Eu ainda reagi, doutora, estas
visitas faziam-me bem, daqui vou sempre mais animado para estar seis meses a
aguentar as depressões, os dias menos bons, aqueles dias que me esqueço de
fechar a porta da rua ou da água a correr no lavatório.
“Este pensa que pode ir todos os dias ao café,
tomar o descafeinado habitual e sentar-se na mesa do costume, com a “Explicação
dos Pássaros” aberto em cima da mesa e depois vir aqui queixar-se que cada vez
está pior, que já não vai ter tempo para ver nascer o primeiro neto, o senhor
Lamartine está doido, agora é que vai ter tempo de o criar”
Não fui muito exuberante, nem deitei foguetes no consultório.

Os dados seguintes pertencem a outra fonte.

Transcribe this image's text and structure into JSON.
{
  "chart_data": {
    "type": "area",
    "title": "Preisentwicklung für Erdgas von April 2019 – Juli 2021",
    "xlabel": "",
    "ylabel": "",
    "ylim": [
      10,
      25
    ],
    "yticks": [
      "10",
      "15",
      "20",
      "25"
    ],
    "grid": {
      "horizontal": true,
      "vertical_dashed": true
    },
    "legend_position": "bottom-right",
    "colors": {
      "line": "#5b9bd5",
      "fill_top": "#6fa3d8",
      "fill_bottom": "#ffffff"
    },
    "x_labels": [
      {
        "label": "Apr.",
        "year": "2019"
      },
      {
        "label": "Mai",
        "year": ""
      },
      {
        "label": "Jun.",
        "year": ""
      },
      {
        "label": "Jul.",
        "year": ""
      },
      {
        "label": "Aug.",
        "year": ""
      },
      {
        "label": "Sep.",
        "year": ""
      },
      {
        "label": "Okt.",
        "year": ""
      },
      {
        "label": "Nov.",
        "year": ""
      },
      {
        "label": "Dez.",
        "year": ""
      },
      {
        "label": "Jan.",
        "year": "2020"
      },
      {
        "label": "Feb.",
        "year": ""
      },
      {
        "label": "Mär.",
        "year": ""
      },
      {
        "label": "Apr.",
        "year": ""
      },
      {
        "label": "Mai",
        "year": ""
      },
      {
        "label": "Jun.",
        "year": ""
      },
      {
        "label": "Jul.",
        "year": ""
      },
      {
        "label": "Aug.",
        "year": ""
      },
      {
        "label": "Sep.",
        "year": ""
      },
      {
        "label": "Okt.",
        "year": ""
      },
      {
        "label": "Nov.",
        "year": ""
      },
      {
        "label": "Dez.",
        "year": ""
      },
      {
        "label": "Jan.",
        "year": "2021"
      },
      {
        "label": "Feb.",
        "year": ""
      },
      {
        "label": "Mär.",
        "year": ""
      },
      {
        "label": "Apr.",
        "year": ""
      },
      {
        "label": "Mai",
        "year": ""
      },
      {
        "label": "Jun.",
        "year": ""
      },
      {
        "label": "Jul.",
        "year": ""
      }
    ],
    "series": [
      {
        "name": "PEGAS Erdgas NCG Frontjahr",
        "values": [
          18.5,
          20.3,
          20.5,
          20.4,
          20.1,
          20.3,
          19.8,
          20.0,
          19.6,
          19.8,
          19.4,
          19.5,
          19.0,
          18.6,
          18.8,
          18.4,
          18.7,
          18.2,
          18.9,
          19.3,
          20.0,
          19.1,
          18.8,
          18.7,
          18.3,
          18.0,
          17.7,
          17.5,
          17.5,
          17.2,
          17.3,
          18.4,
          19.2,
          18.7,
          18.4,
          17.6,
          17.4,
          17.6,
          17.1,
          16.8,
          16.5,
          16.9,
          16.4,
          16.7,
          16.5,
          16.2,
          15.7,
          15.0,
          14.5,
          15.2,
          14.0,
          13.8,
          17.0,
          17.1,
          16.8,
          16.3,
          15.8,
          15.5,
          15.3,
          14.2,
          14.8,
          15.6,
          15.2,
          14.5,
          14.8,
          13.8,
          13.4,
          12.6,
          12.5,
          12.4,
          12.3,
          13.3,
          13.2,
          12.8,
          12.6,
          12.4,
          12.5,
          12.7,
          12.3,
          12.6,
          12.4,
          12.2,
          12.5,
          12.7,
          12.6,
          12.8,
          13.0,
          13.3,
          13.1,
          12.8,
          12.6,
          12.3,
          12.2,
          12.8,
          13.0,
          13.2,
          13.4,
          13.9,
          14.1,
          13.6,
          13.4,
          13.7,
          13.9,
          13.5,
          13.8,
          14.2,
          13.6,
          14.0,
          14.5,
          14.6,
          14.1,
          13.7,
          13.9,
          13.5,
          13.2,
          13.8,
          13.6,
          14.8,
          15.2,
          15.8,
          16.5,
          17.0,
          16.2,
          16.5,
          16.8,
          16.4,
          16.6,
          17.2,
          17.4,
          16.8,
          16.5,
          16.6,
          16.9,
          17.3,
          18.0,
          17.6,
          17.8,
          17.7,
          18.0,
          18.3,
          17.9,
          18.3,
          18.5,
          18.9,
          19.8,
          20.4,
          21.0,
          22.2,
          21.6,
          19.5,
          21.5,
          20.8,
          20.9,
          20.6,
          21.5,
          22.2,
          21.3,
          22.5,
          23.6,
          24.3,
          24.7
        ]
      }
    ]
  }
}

Foram cinco anos de muita insegurança, de dúvidas e de medos disfarçados. Foram
cinco anos à espera do pior. De qualquer maneira foi animador. E mesmo a minha
mulher que assistiu à evolução do meu estado de saúde, também não foi efusiva, mas ficou contente.
“Faça uma festa,
convide a sua família, os primos de Celorico e de Valadares, os amigos e o António, especialmente
este último, que o ajudou bastante nas sua horas de ócio, puxe os cordões à
bolsa, um leitão da Bairrada, não seja avarento, afinal estou a dar-lhe motivos
para festejar, nada indica que vá ter Alzheimer, tem apenas esquecimentos de
velho, apagões de velho, memória de velho.
"Faça uma festa."
Uma festa. Às tantas um leitão
não chega. Cá bem no fundo sinto que, mais dia, menos dia, vou ter de voltar ao
hospital, às consultas de neurologia, no futuro menos espaçadas, mas não me
preocupo, enquanto o pau vai e vem, folgam as costas. Fiquei simultâneamente aliviado e preocupado.
"Faça uma festa"
Voltei às minhas leituras.
Escolhi “Memória de Elefante”. Vem mesmo a propósito António.
Félix Lamartine
Eu sabia e acreditava.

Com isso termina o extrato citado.